Le colonel Claude Pivi, officier militaire guinéen né en 1960 à Nzérékoré, est décédé le 6 janvier 2026 en détention à la maison centrale de Coyah, selon un communiqué du parquet général de la Cour d’appel de Conakry. Membre influent du Conseil national pour la démocratie et le développement (CNDD), il avait occupé le poste de ministre chargé de la sécurité présidentielle sous la présidence de Moussa Dadis Camara. Reconnu coupable de « crimes contre l’humanité » pour son rôle dans les massacres du 28 septembre 2009 au stade du 28-Septembre de Conakry, il avait été condamné le 31 juillet 2024 à la réclusion criminelle à perpétuité, assortie d’une période de sûreté de 25 ans.
Claude Pivi entame une carrière sportive dans le karaté, participant notamment aux championnats d’Afrique dans les années 1980. Il intègre l’armée guinéenne en 1985 et y enseigne le karaté à plusieurs officiers, dont Aboubacar Sidiki Diakité.Sous la présidence de Lansana Conté, il gravit les échelons comme sergent-chef au bataillon autonome des troupes aéroportées.

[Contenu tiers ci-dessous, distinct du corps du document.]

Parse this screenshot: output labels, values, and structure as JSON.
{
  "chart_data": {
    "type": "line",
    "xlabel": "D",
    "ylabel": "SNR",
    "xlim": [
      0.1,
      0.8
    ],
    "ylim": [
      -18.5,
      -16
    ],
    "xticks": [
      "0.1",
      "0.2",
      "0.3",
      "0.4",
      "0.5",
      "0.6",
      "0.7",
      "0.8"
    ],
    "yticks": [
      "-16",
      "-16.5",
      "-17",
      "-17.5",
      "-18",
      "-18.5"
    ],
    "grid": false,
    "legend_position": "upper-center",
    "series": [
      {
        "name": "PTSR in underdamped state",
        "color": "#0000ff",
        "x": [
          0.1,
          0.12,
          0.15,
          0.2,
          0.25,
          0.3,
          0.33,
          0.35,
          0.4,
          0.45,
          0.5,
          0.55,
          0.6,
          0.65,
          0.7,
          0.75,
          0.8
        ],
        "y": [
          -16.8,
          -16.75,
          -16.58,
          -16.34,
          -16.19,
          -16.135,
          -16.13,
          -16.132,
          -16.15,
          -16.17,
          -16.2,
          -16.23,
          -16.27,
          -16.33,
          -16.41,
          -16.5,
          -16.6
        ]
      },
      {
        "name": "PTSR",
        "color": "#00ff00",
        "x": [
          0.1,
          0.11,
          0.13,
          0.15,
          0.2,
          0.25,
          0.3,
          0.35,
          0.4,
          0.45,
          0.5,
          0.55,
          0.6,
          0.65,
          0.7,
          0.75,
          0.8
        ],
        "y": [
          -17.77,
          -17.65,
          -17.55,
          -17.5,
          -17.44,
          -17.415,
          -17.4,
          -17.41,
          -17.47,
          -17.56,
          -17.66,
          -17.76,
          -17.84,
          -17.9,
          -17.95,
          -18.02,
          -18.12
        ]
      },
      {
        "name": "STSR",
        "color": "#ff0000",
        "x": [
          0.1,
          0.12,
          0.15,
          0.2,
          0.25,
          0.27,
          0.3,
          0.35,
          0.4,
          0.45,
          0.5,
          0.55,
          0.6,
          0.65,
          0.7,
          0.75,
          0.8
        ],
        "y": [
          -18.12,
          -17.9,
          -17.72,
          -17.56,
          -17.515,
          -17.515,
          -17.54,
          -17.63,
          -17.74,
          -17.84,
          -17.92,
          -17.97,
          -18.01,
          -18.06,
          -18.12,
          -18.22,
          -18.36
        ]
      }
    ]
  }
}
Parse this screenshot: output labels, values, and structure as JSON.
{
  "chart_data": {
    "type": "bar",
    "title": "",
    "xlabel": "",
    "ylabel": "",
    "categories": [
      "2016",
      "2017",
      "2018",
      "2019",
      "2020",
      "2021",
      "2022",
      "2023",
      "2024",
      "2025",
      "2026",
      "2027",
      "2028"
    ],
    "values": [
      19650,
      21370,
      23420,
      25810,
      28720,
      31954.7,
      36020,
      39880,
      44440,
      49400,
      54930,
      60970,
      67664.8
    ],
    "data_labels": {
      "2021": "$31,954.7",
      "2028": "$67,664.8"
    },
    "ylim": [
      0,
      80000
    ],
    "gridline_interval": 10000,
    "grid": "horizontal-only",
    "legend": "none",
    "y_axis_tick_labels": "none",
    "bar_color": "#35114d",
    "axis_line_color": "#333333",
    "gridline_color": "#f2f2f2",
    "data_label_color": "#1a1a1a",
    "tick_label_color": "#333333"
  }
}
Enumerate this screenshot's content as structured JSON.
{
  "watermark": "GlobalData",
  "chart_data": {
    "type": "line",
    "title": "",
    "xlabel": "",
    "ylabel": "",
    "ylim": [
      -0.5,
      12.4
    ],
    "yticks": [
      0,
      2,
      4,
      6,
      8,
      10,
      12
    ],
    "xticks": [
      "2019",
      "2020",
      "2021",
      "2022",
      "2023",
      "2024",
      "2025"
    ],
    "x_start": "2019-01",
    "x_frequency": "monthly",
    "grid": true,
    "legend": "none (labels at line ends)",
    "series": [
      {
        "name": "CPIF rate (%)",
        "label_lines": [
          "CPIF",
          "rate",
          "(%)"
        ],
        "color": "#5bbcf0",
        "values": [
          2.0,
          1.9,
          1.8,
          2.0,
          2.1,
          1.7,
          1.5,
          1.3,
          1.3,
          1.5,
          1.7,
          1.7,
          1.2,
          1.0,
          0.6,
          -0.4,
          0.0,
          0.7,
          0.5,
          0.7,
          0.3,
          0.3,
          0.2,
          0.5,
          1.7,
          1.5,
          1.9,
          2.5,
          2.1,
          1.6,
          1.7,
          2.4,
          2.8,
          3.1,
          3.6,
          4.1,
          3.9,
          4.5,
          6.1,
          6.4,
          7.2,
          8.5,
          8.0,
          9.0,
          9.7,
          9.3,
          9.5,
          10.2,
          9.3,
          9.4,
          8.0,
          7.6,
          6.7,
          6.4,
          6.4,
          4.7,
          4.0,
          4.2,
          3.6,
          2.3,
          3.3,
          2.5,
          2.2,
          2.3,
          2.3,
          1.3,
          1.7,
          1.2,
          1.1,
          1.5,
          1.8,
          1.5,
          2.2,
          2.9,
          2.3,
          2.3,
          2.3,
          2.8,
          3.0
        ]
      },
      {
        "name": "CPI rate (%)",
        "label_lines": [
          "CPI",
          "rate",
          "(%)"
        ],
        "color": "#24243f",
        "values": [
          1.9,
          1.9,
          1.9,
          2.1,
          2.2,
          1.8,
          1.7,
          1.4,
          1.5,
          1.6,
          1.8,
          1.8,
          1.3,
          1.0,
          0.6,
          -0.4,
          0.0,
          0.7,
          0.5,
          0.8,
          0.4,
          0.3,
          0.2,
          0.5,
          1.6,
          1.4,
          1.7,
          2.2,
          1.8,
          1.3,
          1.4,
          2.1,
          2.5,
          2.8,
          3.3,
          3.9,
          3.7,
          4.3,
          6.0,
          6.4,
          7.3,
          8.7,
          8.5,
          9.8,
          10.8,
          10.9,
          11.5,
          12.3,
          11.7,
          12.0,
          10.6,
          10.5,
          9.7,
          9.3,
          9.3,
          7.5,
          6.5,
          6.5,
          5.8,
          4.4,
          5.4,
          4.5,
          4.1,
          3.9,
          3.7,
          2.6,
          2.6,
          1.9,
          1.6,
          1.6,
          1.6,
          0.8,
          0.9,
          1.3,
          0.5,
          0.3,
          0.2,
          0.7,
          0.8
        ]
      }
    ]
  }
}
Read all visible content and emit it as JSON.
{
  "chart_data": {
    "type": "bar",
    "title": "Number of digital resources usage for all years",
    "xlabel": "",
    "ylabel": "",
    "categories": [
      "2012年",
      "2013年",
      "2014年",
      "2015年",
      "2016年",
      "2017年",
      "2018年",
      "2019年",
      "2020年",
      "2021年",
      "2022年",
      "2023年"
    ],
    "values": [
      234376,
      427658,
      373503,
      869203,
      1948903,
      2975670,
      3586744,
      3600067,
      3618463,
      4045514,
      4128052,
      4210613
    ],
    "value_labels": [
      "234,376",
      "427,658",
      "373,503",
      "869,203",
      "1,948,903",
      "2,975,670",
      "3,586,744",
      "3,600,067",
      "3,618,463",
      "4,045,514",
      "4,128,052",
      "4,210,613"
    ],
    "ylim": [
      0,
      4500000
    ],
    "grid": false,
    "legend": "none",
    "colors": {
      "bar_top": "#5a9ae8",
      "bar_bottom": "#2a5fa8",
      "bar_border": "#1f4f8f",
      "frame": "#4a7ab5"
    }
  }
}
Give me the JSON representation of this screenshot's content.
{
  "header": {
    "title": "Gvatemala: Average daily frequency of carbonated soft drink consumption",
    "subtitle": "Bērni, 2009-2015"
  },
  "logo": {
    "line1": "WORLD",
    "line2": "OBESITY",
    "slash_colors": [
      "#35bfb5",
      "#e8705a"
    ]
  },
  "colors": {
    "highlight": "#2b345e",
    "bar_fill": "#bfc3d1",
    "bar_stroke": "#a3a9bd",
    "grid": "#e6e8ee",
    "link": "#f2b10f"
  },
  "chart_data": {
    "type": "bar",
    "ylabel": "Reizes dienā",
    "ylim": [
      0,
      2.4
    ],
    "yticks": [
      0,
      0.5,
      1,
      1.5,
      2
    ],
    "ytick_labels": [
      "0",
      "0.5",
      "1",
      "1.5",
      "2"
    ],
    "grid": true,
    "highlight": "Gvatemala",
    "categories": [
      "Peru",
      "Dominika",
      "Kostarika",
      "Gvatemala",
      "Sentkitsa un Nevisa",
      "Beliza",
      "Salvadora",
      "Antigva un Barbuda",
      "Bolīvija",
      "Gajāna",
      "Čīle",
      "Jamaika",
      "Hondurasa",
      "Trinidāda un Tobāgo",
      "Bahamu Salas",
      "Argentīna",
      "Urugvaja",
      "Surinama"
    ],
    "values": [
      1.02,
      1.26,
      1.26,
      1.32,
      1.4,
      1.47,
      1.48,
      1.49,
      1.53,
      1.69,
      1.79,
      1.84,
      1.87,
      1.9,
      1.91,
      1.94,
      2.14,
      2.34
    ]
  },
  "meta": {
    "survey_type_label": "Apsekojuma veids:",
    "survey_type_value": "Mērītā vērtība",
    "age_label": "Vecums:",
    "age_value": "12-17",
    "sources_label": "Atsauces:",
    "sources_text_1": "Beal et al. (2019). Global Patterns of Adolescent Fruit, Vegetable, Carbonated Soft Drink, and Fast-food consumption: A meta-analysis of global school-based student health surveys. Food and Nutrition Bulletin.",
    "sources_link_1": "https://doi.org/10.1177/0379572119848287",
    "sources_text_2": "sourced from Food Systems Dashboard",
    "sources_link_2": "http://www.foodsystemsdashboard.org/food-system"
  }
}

Il se fait connaître en mai 2008 comme porte-parole des soldats lors d’une mutinerie.Nommé ministre par décret présidentiel le 31 décembre 2008, au lendemain de la formation du gouvernement de Kabiné Komara, il est promu capitaine en avril 2009. À la suite du massacre du 28 septembre 2009, qui a fait plus de 150 morts et des centaines de blessés, Claude Pivi figure en 20e position sur la liste des personnalités guinéennes interdites d’entrée ou de transit dans l’Union européenne.
Cette mesure sanctionne les membres du CNDD et leurs associés, responsables de la répression violente et de l’impasse politique. L’Union africaine l’inscrit également sur sa liste noire, avec refus de visas, restrictions de voyages et gel d’avoirs.Le 27 juin 2013, il est inculpé dans l’instruction judiciaire guinéenne sur les événements du 28 septembre.
Le procès, repris en avril 2023 devant le tribunal criminel de Dixinn délocalisé à la Cour d’appel de Conakry, inclut les témoignages des victimes.En novembre 2023, après son évasion de la maison centrale de Conakry orchestrée par un commando, les autorités offrent une récompense de 54 000 euros pour sa capture.
Le 31 juillet 2024, il est condamné par contumace pour « crimes contre l’humanité », avec réclusion à perpétuité, période de sûreté de 25 ans et mandat d’arrêt international.
Arrêté le 17 septembre 2024 à la frontière libérienne par la police, il est transféré à Monrovia avant d’être extradé vers Conakry par vol spécial dans la nuit du 17 au 18 septembre. Depuis, il était détenu à la maison centrale de Coyah.Claude Pivi, souffrant de diabète chronique et d’hypertension artérielle, a été hospitalisé le 4 janvier 2026 suite à une hypoglycémie sévère due à une non-observance de son traitement. Évacué d’urgence à l’hôpital militaire du Camp Almamy Samory Touré, il décède deux jours plus tard, le 6 janvier, des suites d’un coma hypoglycémique, selon le médecin traitant. Le parquet général a ordonné une autopsie, dont les résultats seront communiqués ultérieurement.